Population (2012 Estimate)
- • Total: 171,300
- • Density: 30.6/km^{2} (79/sq mi)
- Time zone: UTC+3 (EAT)
- Website: www.lamwo.go.ug

= Lamwo District =

Lamwo District is a district in the Northern Region of Uganda. The town of Lamwo is the site of the district headquarters.

==Location==
Lamwo District is bordered by South Sudan to the north, Kitgum District to the east and southeast, Pader District to the south, Gulu District to the southwest, and Amuru District to the west. The town of Lamwo is lies 66 km northwest of Kitgum, the nearest large town, and 150 km northeast of Gulu, the largest city in the Acholi sub-region.

==Overview==
Lamwo District was established by Act of Parliament, becoming functional on 1 July 2009. Before that, it was part of the Kitgum District.
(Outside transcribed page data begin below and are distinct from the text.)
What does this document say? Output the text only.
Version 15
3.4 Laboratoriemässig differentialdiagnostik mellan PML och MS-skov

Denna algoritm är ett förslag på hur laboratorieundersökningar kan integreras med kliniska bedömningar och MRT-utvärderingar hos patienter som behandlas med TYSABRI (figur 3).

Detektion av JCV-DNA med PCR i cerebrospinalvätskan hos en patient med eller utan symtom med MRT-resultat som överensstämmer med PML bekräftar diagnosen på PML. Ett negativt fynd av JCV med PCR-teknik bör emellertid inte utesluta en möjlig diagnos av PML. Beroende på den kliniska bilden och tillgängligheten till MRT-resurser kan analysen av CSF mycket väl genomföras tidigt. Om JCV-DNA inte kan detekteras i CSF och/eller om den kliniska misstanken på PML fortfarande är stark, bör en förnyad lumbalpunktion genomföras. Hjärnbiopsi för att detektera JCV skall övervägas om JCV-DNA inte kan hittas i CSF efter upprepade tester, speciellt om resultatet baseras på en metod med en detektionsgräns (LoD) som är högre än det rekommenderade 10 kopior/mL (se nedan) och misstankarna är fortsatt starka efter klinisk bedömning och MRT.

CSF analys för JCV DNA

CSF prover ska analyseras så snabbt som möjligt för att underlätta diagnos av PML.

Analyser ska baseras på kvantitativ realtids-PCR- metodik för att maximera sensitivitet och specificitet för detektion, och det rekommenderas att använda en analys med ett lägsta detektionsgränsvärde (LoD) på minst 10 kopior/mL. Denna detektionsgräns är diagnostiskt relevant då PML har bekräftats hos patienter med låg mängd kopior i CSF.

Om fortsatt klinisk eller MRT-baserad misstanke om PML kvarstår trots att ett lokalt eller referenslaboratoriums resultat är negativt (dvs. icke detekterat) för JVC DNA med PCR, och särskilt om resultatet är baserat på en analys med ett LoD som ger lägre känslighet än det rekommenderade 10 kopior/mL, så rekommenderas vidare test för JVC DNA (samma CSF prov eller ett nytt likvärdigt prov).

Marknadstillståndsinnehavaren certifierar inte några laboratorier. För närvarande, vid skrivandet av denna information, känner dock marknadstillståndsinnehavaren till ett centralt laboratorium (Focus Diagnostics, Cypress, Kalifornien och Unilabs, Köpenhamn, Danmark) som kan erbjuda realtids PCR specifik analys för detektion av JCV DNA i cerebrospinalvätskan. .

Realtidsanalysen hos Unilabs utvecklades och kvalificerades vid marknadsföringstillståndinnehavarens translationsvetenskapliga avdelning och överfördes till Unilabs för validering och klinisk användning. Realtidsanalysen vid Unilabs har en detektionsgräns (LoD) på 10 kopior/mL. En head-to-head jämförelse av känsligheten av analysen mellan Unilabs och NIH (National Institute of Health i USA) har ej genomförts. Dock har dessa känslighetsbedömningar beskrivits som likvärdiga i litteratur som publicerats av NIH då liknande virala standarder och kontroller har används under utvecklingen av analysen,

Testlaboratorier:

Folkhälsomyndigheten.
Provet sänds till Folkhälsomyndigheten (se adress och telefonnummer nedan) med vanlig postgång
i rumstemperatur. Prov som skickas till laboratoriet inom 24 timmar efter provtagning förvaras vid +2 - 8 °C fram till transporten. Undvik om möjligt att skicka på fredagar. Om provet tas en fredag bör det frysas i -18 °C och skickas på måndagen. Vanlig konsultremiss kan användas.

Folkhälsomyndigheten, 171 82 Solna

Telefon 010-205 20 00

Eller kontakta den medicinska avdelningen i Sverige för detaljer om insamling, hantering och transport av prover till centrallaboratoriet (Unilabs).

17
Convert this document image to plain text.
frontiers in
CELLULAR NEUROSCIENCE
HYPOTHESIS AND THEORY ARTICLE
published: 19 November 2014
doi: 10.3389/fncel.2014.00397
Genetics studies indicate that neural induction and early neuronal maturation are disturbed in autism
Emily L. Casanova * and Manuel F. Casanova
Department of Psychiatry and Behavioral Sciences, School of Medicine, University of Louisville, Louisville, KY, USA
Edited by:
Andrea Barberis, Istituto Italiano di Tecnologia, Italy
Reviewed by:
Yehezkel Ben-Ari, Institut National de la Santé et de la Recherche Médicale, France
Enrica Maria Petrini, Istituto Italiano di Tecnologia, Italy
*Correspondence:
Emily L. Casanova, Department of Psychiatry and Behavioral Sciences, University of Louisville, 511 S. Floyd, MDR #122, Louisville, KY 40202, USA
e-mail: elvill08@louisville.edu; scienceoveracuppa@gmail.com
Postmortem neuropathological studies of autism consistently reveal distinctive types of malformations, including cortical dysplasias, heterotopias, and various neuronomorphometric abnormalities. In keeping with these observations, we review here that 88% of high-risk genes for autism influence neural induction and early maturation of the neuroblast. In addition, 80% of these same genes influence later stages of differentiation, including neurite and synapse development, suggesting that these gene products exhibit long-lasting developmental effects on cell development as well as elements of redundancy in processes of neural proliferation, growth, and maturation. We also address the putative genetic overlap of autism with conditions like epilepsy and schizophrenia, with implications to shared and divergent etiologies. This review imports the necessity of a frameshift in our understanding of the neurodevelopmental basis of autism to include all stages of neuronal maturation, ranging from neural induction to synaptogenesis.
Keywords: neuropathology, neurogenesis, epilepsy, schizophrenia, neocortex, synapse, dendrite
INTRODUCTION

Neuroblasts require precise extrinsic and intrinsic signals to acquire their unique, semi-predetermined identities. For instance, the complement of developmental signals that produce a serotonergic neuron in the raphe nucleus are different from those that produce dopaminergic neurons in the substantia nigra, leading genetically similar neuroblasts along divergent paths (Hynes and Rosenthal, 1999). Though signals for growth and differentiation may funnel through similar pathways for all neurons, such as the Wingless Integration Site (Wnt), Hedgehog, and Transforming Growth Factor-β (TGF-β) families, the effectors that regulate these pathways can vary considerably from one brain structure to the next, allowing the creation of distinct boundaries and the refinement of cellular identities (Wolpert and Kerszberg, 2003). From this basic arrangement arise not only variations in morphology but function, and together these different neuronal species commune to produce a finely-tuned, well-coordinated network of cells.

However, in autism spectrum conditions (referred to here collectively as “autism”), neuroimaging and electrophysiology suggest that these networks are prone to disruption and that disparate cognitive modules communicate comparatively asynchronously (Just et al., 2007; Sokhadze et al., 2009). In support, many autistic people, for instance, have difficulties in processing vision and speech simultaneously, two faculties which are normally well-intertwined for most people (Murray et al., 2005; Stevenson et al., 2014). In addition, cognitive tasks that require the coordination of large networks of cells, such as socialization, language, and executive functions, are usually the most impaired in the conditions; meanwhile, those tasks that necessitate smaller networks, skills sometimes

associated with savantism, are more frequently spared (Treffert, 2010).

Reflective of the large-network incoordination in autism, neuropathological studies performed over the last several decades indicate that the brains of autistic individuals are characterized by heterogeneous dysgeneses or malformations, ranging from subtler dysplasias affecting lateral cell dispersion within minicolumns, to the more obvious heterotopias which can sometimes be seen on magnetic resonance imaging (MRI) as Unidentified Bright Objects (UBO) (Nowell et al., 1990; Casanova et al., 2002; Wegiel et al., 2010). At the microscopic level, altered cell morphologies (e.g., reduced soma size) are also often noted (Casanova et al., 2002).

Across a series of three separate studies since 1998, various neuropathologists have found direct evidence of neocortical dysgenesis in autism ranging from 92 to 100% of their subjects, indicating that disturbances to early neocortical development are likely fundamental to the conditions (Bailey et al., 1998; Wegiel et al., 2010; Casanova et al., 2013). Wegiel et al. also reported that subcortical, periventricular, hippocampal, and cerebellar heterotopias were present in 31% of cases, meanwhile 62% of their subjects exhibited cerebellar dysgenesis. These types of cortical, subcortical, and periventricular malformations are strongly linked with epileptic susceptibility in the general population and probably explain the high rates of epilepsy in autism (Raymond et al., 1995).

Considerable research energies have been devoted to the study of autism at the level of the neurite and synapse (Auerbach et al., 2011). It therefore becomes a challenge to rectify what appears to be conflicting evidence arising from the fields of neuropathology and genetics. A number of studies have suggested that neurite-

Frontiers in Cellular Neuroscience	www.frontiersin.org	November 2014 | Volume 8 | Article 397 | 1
Lamwo District is part of the larger Acholi sub-region.

==Population==
In 1991, the Uganda national population census estimated the district population at 71,030. The 2002 national census estimated the population at 115,300. The population grew at a calculated annual rate of 4.1 percent between 2002 and 2012. In 2012, the population was estimated at 171,300.